Okay.  This is the "Zen" aperture.  There is an effort afoot to center upon Sutras... which may reduce the field of activity to only a few on this forum.  What if such limitation was curtailed, and we had a venue for broader and accessible Dharma, crossing imaginary barriers of sectarianism within the Mahasangha.  Is it possible?  Here, it is... if you want It.

I myself look not only to the Sutras, but look further into the Tantras, and still further into the Termas.  There are no real barriers between these Dharma levels, except the ones individuals may create from the brick and mortar of inexperience.  There is only one level, and we're all on it.  Buddha Shakyamuni's "Third Turning" of the Wheel operates at this level.

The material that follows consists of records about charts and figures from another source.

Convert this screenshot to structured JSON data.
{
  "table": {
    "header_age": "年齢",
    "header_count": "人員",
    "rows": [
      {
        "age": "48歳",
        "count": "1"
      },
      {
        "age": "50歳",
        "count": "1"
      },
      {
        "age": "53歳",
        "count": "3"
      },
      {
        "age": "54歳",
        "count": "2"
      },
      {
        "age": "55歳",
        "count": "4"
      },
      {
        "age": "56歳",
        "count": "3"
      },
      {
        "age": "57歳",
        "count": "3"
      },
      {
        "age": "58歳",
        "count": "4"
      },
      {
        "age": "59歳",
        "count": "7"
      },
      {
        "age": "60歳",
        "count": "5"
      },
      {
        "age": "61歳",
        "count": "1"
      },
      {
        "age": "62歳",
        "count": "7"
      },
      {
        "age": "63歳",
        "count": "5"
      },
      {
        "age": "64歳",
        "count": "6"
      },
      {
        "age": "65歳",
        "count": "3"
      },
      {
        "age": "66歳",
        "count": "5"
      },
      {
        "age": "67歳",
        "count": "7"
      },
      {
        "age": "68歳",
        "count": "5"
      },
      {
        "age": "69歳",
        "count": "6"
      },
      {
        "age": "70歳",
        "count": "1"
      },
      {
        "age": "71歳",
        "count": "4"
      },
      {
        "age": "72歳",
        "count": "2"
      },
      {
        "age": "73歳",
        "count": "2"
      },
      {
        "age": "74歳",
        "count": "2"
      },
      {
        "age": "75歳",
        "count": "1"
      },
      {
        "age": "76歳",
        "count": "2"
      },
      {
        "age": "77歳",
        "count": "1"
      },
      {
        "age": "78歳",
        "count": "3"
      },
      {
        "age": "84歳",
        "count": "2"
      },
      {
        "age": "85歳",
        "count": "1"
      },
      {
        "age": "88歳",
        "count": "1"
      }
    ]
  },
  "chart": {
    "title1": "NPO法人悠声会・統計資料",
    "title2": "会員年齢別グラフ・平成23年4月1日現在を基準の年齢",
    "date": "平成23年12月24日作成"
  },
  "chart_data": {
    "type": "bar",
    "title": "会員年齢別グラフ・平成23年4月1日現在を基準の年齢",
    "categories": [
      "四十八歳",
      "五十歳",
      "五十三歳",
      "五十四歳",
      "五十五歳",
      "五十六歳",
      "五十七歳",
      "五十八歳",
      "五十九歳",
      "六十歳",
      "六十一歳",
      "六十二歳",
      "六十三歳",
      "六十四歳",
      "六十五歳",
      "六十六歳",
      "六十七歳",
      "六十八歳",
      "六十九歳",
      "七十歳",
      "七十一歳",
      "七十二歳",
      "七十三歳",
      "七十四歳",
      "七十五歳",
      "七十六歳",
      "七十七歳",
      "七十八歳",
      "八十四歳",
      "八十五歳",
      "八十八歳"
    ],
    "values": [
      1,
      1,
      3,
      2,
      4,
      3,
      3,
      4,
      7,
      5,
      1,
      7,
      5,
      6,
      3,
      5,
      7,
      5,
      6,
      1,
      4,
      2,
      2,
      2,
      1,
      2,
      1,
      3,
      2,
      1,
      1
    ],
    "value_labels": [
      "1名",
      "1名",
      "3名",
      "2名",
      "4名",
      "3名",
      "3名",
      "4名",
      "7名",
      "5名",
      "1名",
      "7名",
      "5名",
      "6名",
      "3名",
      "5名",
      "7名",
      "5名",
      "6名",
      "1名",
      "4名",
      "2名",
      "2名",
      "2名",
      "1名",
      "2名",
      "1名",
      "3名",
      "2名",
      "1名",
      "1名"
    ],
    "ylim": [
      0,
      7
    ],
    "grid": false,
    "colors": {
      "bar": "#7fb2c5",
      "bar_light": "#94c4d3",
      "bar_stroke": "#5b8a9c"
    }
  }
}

So, here, I'd like to explore the real non-dual essence of Dharma, elucidated perhaps not only in Sutra form, but in other expressions offered by luminaries of all Buddhist traditions.

I'd like to start squarely within Zen, however, with a quote from R. H. Blythe's Zen and Zen Classics, Vol. 2, "History of Zen," Hokusaido Press, 1964, p. 129:

"Ummon said to his monks, 'The whole universe is the medicine to cure illness, ---but where is the sick man?'
"The universe in all its health and health-giving character is the medicine for all illness of mind and body; that is clear, but if the whole universe is the medicine, where can the one who is ill be, except outside the universe, ---which is an impossibility!  Ummon shows here that the ordinary, commonsense explanation of things is no better than the transcendental one, in which the universe, the medicine, is doctor, patient, undertaker, and grave.  Zen must avoid both, if this can be done, and be ill without being ill, and well without being well."